José Ignacio Munilla –obispo católico–, refiriéndose a los líderes y portavoces eclesiales, afirmaba que “Lo que debería de ser común para todos es la necesidad de perder el miedo a la comunicación; miedo motivado, a veces, por las ‘cornadas’ que podamos recibir”.
Y este “común” yo me atrevo a ampliarlo a toda la sociedad, a todos los pueblos, a todas las gentes. No sólo porque la libertad de expresión es un derecho inalienable, sino también porque el permanecer callado es la mayor de las injusticias que se pueden cometer contra uno mismo.
Pongamos ejemplos: asistir a un encuentro en el que se va a plantear una mejora sobre comunicaciones en nuestra provincia, y no alzar la voz por aburrimiento o porque nos pueden quitar lo conseguido, se acerca a la traición colectiva.

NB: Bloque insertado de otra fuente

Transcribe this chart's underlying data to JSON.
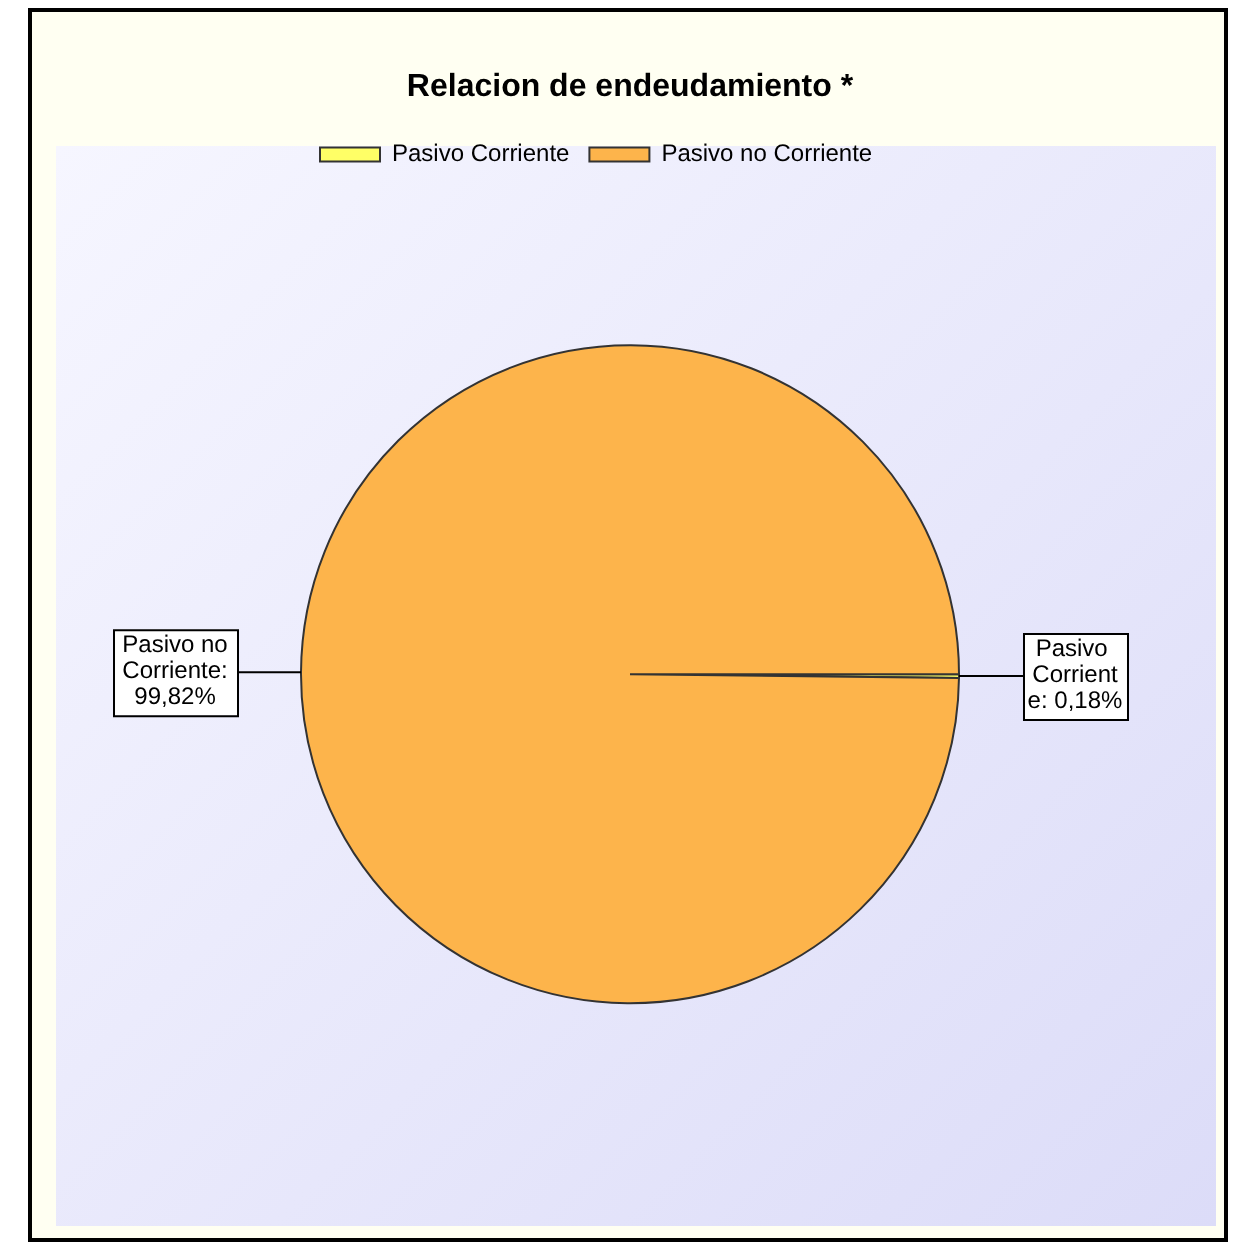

Estar presentes en un reparto de ayudas sociales y ver cómo se priman a los “propios” sobre los “ajenos”, o incluso se prioriza lo externo frente a lo interno –tan imprescindible–, y callar, se acerca al nepotismo.
Ver cómo se priman los intereses de una comunidad –barrio, calle o urbanización– sobre las demás, por no enfrentarse a lo instituido, y no agotar todas las vías a nuestro alcance para corregir los desaciertos, es, sin duda, una muestra de cobardía social.
Así podría seguir, pero, sobre todo, me gustaría dejar bien claro que en todas estas acciones tiene que primar la razón y la verdad –y no las noticias falsas, tan de moda, ni los hechos inventados, tan antiguos–, pues adaptar lo real a lo que no lo es resulta imperdonable, por muy sugerente que sea el discurso planteado. La insistencia en la “protesta adoctrinada”, casi siempre, no hace sino enconar las posiciones, además de empeorar cualquier situación.
¿Hay, pues, que “manifestarse” públicamente, a favor o en contra, en todos los casos que lleguen a nuestros oídos? Ciertamente sí –ya veis que soy partidario a ultranza de ello–, pero sin eludir nuestro deber solidario y con la autoridad moral basada en la sensatez.